Let y be a transient state. Show that for all x
$$\sum_{n=0}^{\infty}P^n(x,y) \leq \sum_{n=0}^{\infty}P^n(y,y)$$
Hint: Use $\sum_{n=1}^{\infty}P^n(x,y)=\frac{\rho_{xy}}{1-\rho_{yy}}$
I tried to sum one and use the property $0 \leq \rho_{xy} \leq 1$ but I could not conclude. Any ideas?

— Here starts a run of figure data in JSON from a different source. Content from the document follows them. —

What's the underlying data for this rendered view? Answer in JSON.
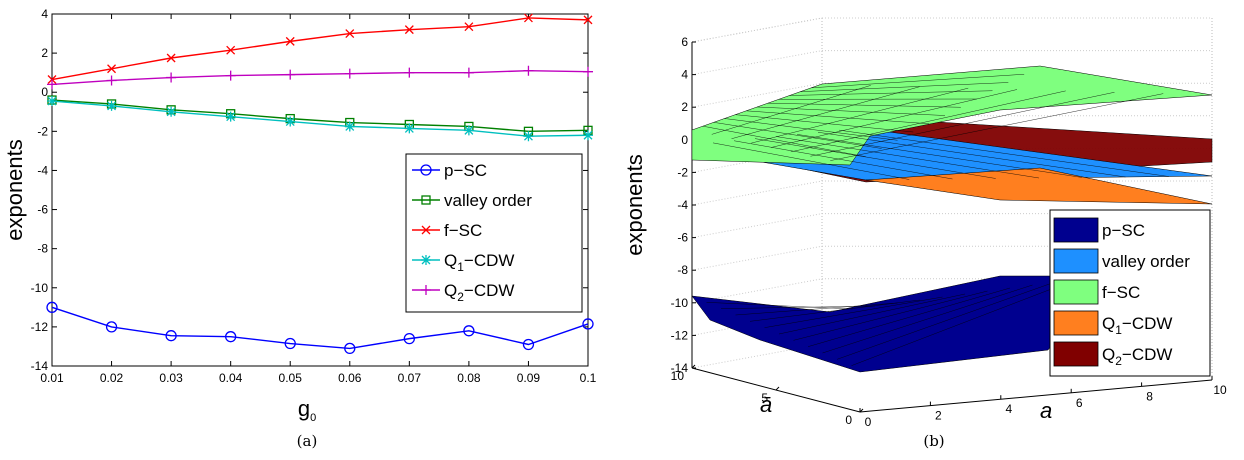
{
  "chart_data": [
    {
      "type": "line",
      "caption": "(a)",
      "xlabel": "g",
      "xlabel_sub": "0",
      "ylabel": "exponents",
      "xlim": [
        0.01,
        0.1
      ],
      "ylim": [
        -14,
        4
      ],
      "xticks": [
        "0.01",
        "0.02",
        "0.03",
        "0.04",
        "0.05",
        "0.06",
        "0.07",
        "0.08",
        "0.09",
        "0.1"
      ],
      "yticks": [
        "4",
        "2",
        "0",
        "-2",
        "-4",
        "-6",
        "-8",
        "-10",
        "-12",
        "-14"
      ],
      "x": [
        0.01,
        0.02,
        0.03,
        0.04,
        0.05,
        0.06,
        0.07,
        0.08,
        0.09,
        0.1
      ],
      "legend_position": "right",
      "series": [
        {
          "name": "p−SC",
          "color": "#0000ff",
          "marker": "circle",
          "values": [
            -11.0,
            -12.0,
            -12.45,
            -12.5,
            -12.85,
            -13.1,
            -12.6,
            -12.2,
            -12.9,
            -11.85
          ]
        },
        {
          "name": "valley order",
          "color": "#008000",
          "marker": "square",
          "values": [
            -0.4,
            -0.6,
            -0.9,
            -1.1,
            -1.35,
            -1.55,
            -1.65,
            -1.75,
            -2.0,
            -1.95
          ]
        },
        {
          "name": "f−SC",
          "color": "#ff0000",
          "marker": "x",
          "values": [
            0.65,
            1.2,
            1.75,
            2.15,
            2.6,
            3.0,
            3.2,
            3.35,
            3.8,
            3.7
          ]
        },
        {
          "name": "Q",
          "name_sub": "1",
          "name_rest": "−CDW",
          "color": "#00bfbf",
          "marker": "asterisk",
          "values": [
            -0.45,
            -0.7,
            -1.0,
            -1.25,
            -1.5,
            -1.75,
            -1.85,
            -1.95,
            -2.25,
            -2.2
          ]
        },
        {
          "name": "Q",
          "name_sub": "2",
          "name_rest": "−CDW",
          "color": "#bf00bf",
          "marker": "plus",
          "values": [
            0.4,
            0.6,
            0.75,
            0.85,
            0.9,
            0.95,
            1.0,
            1.0,
            1.1,
            1.05
          ]
        }
      ]
    },
    {
      "type": "surface3d",
      "caption": "(b)",
      "xlabel": "a",
      "ylabel": "ā",
      "zlabel": "exponents",
      "zticks": [
        "6",
        "4",
        "2",
        "0",
        "-2",
        "-4",
        "-6",
        "-8",
        "-10",
        "-12",
        "-14"
      ],
      "xticks": [
        "0",
        "2",
        "4",
        "6",
        "8",
        "10"
      ],
      "yticks": [
        "10",
        "5",
        "0"
      ],
      "legend_position": "bottom-right",
      "series": [
        {
          "name": "p−SC",
          "color": "#00008f"
        },
        {
          "name": "valley order",
          "color": "#1e90ff"
        },
        {
          "name": "f−SC",
          "color": "#7fff7f"
        },
        {
          "name": "Q",
          "name_sub": "1",
          "name_rest": "−CDW",
          "color": "#ff7f1f"
        },
        {
          "name": "Q",
          "name_sub": "2",
          "name_rest": "−CDW",
          "color": "#800000"
        }
      ]
    }
  ]
}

I did it... We know that $$P^0(x,y)=P[X_0=y|X_0=x]=\begin{cases} 1 & if x=y\\ 0 & if x \neq y \end{cases}$$ In other hand , let's see that \begin{align*} \sum_{n=0}^{\infty}P^n(y,y)&=P^0(y,y)+\sum_{n=1}^{\infty}P^n(y,y)\\ &=1+\sum_{n=1}^{\infty}P^n(y,y)\\ &=1+\frac{\rho_{yy}}{1-\rho_{yy}} \tag{Hint}\\ &=\frac{1}{1-\rho_{yy}}. \end{align*}
Therefore, \begin{align*} \sum_{n=0}^{\infty}P^n(x,y)&=P^0(x,y)+\sum_{n=1}^{\infty}P^n(x,y)\\ &=0+\sum_{n=1}^{\infty}P^n(x,y)\\ &=\frac{\rho_{xy}}{1-\rho_{yy}} \tag{Hint}\\ &\leq \frac{1}{1-\rho_{yy}}. \tag{$0 \leq \rho_{xy} \leq 1$}\\ &=\sum_{n=0}^{\infty}P^n(y,y). \end{align*}
Hence, $$\sum_{n=0}^{\infty}P^n(x,y) \leq \sum_{n=0}^{\infty}P^n(y,y).$$ Q.E.D.